Deshalb sind die deutschen Häfen gegenüber den Konkurrenten an der Rheinmündung zurückgefallen. Hamburg war lange der zweitgrößte europäische Containerhafen und kam dem großen Konkurrenten Rotterdam immer näher. In Europa ist Rotterdam wieder unerreichbar weit enteilt und Antwerpen vorbeigezogen. Zeitweise war Hamburg unter den Top Ten der Containerhäfen weltweit, mittlerweile reicht es nur noch für Platz 16. In Bremen ist die Entwicklung nicht ganz so ausgeprägt, weil die bremischen Häfen nicht so stark auf den Verkehr mit Asien fokussiert sind. Dort gab es in der Vergangenheit das größte Wachstum, in der Krise aber auch die deutlichsten Rückgänge.

Die größten Häfen der Welt

Platz

Hafen

Umschlag 2003

Umschlag 2007

Umschlag 2009

1.

Singapur

18,4 Mio. TEU

27,9 Mio. TEU

25,8 Mio. TEU

2.

Shanghai

11,2 Mio. TEU

26,1 Mio. TEU

25,0 Mio. TEU

3.

Hongkong

20,4 Mio. TEU

23,8 Mio. TEU

20,9 Mio. TEU

4.

Shenzen

10,6 Mio. TEU

21,0 Mio. TEU

18,3 Mio. TEU

5.

Busan

10,4 Mio. TEU

13,2 Mio. TEU

11,9 Mio. TEU

6.

Guangzhou

n.a.

9,2 Mio. TEU

11,2 Mio. TEU

7.

Dubai

5,1 Mio. TEU

10,6 Mio. TEU

11,1 Mio. TEU

8.

Ningbo

n.a.

9,3 Mio. TEU

10,5 Mio. TEU

9.

Qingdao

4,2 Mio. TEU

9,4 Mio. TEU

10,2 Mio. TEU

10.

Rotterdam

7,1 Mio. TEU

10,7 Mio. TEU

9,7 Mio. TEU

Quelle: Hamburger Hafen. Angaben in Millionen Standardcontainern (Twenty-foot Equivalent Unit, kurz: TEU)

Elbe soll vertieft werden

Inzwischen kommen die Feeder nach Hamburg und Bremen zurück und neue Linienverkehre sind in Aussicht. Weltweit haben die Reeder kaum noch Containerschiffe aus dem Verkehr genommen; auf dem Höhepunkt der Krise waren es mehrere hundert. Nun will die Hafenwirtschaft wieder an die alten Erfolgszeiten anknüpfen. Durch das jahrelange Wachstum waren die Hafenanlagen und vor allem die Zu- und Abfahrten oft überlastet. Viele Häfen haben die Atempause genutzt, um die Infrastruktur zu verbessern. In Hamburg soll die Elbe im nächsten Jahr für die Containerriesen der neuesten Generation vertieft werden; das Projekt ist jedoch noch nicht unter Dach und Fach. Ein neuer Hafenentwicklungsplan liegt als Entwurf vor; Anfang Januar beginnen die Beratungen zwischen allen Beteiligten.
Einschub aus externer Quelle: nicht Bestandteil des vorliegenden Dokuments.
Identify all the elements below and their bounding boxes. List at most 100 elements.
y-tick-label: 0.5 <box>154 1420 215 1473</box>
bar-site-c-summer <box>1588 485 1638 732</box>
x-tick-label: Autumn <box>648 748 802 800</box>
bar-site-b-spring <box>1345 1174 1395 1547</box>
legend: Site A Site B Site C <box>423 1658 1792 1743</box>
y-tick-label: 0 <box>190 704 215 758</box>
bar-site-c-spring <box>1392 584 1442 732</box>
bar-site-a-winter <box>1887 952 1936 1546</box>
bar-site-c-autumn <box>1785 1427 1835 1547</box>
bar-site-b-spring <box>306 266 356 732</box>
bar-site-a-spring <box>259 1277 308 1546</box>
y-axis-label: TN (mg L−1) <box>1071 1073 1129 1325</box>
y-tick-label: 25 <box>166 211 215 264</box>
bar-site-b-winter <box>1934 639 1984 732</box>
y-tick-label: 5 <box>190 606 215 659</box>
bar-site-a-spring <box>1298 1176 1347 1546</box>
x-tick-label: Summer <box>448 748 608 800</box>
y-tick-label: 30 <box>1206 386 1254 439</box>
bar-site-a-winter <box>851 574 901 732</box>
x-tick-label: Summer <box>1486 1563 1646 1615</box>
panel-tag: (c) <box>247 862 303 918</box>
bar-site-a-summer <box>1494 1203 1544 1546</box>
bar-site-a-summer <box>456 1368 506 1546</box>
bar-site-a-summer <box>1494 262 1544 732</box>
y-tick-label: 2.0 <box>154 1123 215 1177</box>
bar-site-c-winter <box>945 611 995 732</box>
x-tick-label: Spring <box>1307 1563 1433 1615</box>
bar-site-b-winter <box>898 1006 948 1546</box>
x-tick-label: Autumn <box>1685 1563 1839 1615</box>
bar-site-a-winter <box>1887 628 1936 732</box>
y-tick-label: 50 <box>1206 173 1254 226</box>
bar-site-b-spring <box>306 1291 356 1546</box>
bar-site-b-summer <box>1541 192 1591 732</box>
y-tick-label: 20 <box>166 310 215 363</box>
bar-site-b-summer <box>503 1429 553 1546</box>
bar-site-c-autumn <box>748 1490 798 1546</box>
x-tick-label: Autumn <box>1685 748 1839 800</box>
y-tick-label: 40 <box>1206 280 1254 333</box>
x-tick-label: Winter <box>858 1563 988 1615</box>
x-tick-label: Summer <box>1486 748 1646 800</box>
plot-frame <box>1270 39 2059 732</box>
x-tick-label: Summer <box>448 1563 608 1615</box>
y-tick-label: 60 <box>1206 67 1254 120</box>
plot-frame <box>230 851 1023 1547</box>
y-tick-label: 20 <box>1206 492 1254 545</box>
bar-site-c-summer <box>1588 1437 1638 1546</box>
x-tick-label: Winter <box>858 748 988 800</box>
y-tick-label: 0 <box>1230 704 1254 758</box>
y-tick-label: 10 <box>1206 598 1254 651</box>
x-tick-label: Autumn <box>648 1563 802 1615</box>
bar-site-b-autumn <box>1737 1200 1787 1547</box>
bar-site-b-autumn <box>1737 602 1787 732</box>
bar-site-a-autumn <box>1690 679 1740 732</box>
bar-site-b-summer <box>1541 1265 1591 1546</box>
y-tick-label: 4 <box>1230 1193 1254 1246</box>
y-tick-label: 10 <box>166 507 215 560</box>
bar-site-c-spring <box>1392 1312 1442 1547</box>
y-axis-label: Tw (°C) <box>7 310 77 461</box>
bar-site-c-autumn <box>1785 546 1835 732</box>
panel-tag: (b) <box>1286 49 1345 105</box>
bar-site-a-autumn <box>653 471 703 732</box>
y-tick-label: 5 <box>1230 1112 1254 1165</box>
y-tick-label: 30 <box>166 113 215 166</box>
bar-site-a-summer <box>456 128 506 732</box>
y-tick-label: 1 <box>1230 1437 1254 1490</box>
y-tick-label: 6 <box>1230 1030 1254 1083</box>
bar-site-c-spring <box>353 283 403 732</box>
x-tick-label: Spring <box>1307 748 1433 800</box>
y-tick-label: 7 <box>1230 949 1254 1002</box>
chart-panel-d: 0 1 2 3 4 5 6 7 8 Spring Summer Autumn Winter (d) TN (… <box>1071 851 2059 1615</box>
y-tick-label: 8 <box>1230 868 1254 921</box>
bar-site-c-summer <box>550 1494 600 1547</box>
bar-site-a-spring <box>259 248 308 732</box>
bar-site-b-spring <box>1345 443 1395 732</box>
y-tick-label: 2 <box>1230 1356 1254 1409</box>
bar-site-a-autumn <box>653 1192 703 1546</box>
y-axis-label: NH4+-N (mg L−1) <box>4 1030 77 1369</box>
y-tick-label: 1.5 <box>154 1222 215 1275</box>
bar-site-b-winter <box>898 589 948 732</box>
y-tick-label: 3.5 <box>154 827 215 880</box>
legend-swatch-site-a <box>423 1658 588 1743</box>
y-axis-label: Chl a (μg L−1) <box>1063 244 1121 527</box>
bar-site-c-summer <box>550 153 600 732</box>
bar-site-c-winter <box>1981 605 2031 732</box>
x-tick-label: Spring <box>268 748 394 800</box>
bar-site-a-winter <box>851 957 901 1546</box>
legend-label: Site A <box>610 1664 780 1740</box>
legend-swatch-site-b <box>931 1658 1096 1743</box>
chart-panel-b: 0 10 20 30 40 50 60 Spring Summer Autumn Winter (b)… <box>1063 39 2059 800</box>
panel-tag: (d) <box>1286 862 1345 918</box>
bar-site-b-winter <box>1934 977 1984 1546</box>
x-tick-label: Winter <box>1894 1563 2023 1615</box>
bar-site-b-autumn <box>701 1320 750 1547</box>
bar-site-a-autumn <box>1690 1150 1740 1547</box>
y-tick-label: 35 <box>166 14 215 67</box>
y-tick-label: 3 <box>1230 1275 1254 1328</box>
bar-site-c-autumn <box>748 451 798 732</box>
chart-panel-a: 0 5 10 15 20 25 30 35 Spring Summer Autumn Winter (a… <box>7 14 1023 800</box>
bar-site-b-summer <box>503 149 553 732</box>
Große Hoffnungen setzen die Häfen nicht nur auf den Welthandel, sondern auch auf den Ausbau der Windenergie auf See. Rund 20 Offshore-Windparks könnten bis zum Ende des Jahrzehnts an den deutschen Küsten errichtet werden; das bedeutet zahllose Schiffstransporte von Material und Menschen von deutschen Häfen aus. "Die deutsche Hafenwirtschaft steht bereit, mit ihrer maritimen Logistik einen wesentlichen Beitrag zur Nutzung der Offshore-Windenergie zu leisten", sagt Heitmann.